Carden and Digby are named after two English captains
SURVEYS AND LAND
In 1830, Charles Rankin surveyed in the Newcastle District starting from the Talbot River and proceeding north and east through Carden and Dalton. He found much poor land and concluded; “What we saw agreeing with reports of traders and they also having stated to us that the same description continued Eastwardly to water emptying into Balsam Lake and Northwardly to Gull Lake, we thought it advisable to abandoned the survey as useless”.
Page 7 The Land Between , LeCraw
Carden and Digby are named after two English captains whose heroic exertions were largely resonsible for the successful embarkation of Sir John Moore’s army at Corunna in the Peninsular War.
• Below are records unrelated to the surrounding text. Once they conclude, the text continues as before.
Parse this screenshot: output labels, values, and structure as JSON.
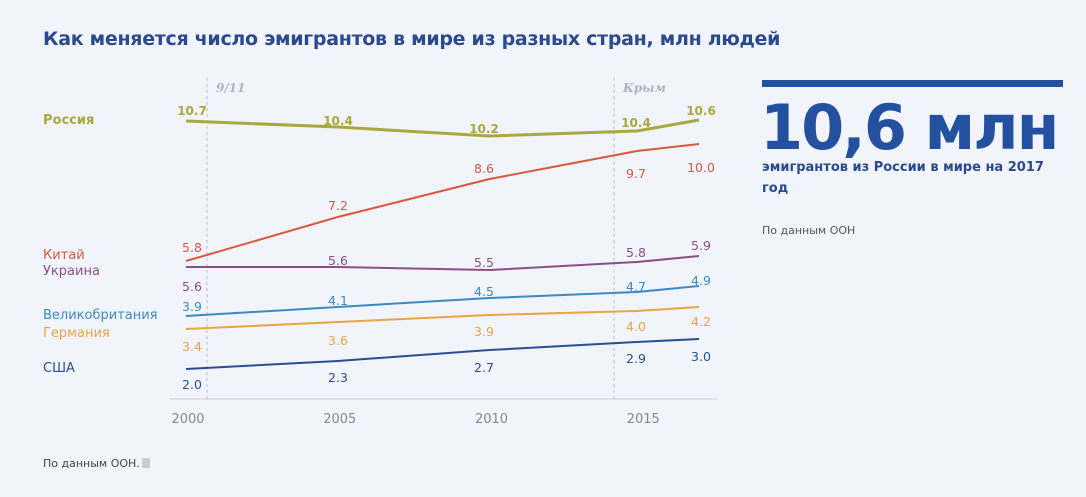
{
  "title": "Как меняется число эмигрантов в мире из разных стран, млн людей",
  "highlight": {
    "value": "10,6 млн",
    "caption": "эмигрантов из России в мире на 2017 год",
    "source": "По данным ООН"
  },
  "footer": "По данным ООН.",
  "chart_data": {
    "type": "line",
    "x": [
      2000,
      2005,
      2010,
      2015,
      2017
    ],
    "x_tick_labels": [
      "2000",
      "2005",
      "2010",
      "2015"
    ],
    "annotations": [
      {
        "x": 2001,
        "label": "9/11"
      },
      {
        "x": 2014,
        "label": "Крым"
      }
    ],
    "series": [
      {
        "name": "Россия",
        "color": "#a8a83c",
        "values": [
          10.7,
          10.4,
          10.2,
          10.4,
          10.6
        ],
        "labels": [
          "10.7",
          "10.4",
          "10.2",
          "10.4",
          "10.6"
        ]
      },
      {
        "name": "Китай",
        "color": "#d9593e",
        "values": [
          5.8,
          7.2,
          8.6,
          9.7,
          10.0
        ],
        "labels": [
          "5.8",
          "7.2",
          "8.6",
          "9.7",
          "10.0"
        ]
      },
      {
        "name": "Украина",
        "color": "#8a4f86",
        "values": [
          5.6,
          5.6,
          5.5,
          5.8,
          5.9
        ],
        "labels": [
          "5.6",
          "5.6",
          "5.5",
          "5.8",
          "5.9"
        ]
      },
      {
        "name": "Великобритания",
        "color": "#3b8ac4",
        "values": [
          3.9,
          4.1,
          4.5,
          4.7,
          4.9
        ],
        "labels": [
          "3.9",
          "4.1",
          "4.5",
          "4.7",
          "4.9"
        ]
      },
      {
        "name": "Германия",
        "color": "#e8a445",
        "values": [
          3.4,
          3.6,
          3.9,
          4.0,
          4.2
        ],
        "labels": [
          "3.4",
          "3.6",
          "3.9",
          "4.0",
          "4.2"
        ]
      },
      {
        "name": "США",
        "color": "#2a4d95",
        "values": [
          2.0,
          2.3,
          2.7,
          2.9,
          3.0
        ],
        "labels": [
          "2.0",
          "2.3",
          "2.7",
          "2.9",
          "3.0"
        ]
      }
    ],
    "grid": false,
    "legend": "left"
  }
}
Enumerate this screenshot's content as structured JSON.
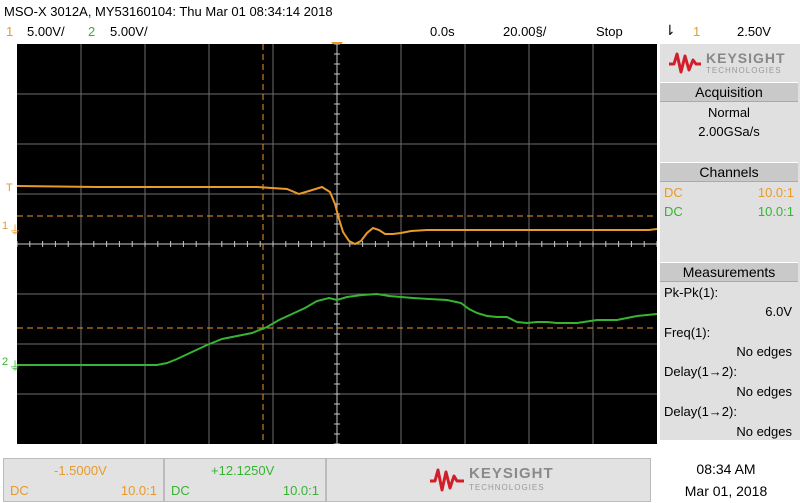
{
  "header": {
    "title": "MSO-X 3012A, MY53160104: Thu Mar 01 08:34:14 2018",
    "ch1_num": "1",
    "ch1_scale": "5.00V/",
    "ch2_num": "2",
    "ch2_scale": "5.00V/",
    "time_pos": "0.0s",
    "time_scale": "20.00§/",
    "run_state": "Stop",
    "trigger_ch": "1",
    "trigger_level": "2.50V"
  },
  "colors": {
    "ch1": "#e89a2b",
    "ch2": "#36b432",
    "grid": "#7a7a7a",
    "logo": "#d11f2a"
  },
  "side": {
    "brand": "KEYSIGHT",
    "brand_sub": "TECHNOLOGIES",
    "acquisition_title": "Acquisition",
    "acq_mode": "Normal",
    "acq_rate": "2.00GSa/s",
    "channels_title": "Channels",
    "ch1_coupling": "DC",
    "ch1_probe": "10.0:1",
    "ch2_coupling": "DC",
    "ch2_probe": "10.0:1",
    "measurements_title": "Measurements",
    "m1_label": "Pk-Pk(1):",
    "m1_value": "6.0V",
    "m2_label": "Freq(1):",
    "m2_value": "No edges",
    "m3_label": "Delay(1→2):",
    "m3_value": "No edges",
    "m4_label": "Delay(1→2):",
    "m4_value": "No edges"
  },
  "bottom": {
    "ch1_offset": "-1.5000V",
    "ch1_coupling": "DC",
    "ch1_probe": "10.0:1",
    "ch2_offset": "+12.1250V",
    "ch2_coupling": "DC",
    "ch2_probe": "10.0:1",
    "time": "08:34 AM",
    "date": "Mar 01, 2018"
  },
  "markers": {
    "trig_t": "T",
    "ch1_ground": "1",
    "ch2_ground": "2"
  }
}
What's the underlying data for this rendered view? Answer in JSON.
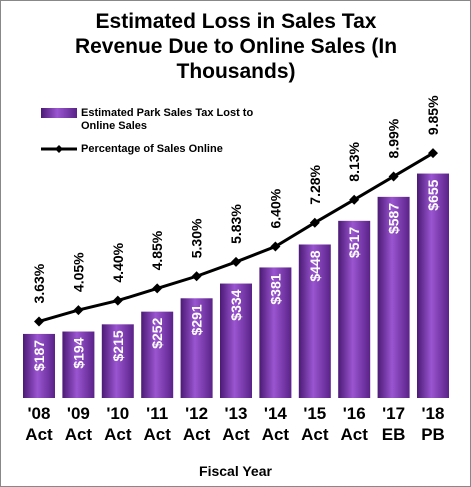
{
  "chart_data": {
    "type": "bar_line",
    "title": "Estimated Loss in Sales Tax Revenue Due to Online Sales (In Thousands)",
    "xlabel": "Fiscal Year",
    "categories": [
      "'08 Act",
      "'09 Act",
      "'10 Act",
      "'11 Act",
      "'12 Act",
      "'13 Act",
      "'14 Act",
      "'15 Act",
      "'16 Act",
      "'17 EB",
      "'18 PB"
    ],
    "series": [
      {
        "name": "Estimated Park Sales Tax Lost to Online Sales",
        "type": "bar",
        "color": "#7030a0",
        "values": [
          187,
          194,
          215,
          252,
          291,
          334,
          381,
          448,
          517,
          587,
          655
        ],
        "value_labels": [
          "$187",
          "$194",
          "$215",
          "$252",
          "$291",
          "$334",
          "$381",
          "$448",
          "$517",
          "$587",
          "$655"
        ]
      },
      {
        "name": "Percentage of Sales Online",
        "type": "line",
        "color": "#000000",
        "axis": "y2",
        "values": [
          3.63,
          4.05,
          4.4,
          4.85,
          5.3,
          5.83,
          6.4,
          7.28,
          8.13,
          8.99,
          9.85
        ],
        "value_labels": [
          "3.63%",
          "4.05%",
          "4.40%",
          "4.85%",
          "5.30%",
          "5.83%",
          "6.40%",
          "7.28%",
          "8.13%",
          "8.99%",
          "9.85%"
        ]
      }
    ],
    "ylim": [
      0,
      750
    ],
    "y2lim": [
      0.8,
      10.3
    ],
    "legend": "upper left"
  }
}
Sir John Colborne, Lieutenant Govenor of Upper Canada from 1830 to 1836, had been one of the officers there and it is supposed that the two townships were named at his suggestion.
A large area in the centre of the township consists of tamarack and balsam plains, unbroken be any road or trail. The assessor in 1911, classified 38,acres as swamp. Marsh or waste land.
The Connors, Dexters, Gillespies, Muetaghs, Quigleys, and Richmonds were among the earliest pioneers.
The 1861 census gives the total of 329 persons.
In 1855, the township was laid out in 10 Concessions ordered from east to west and 25 lots from south to north.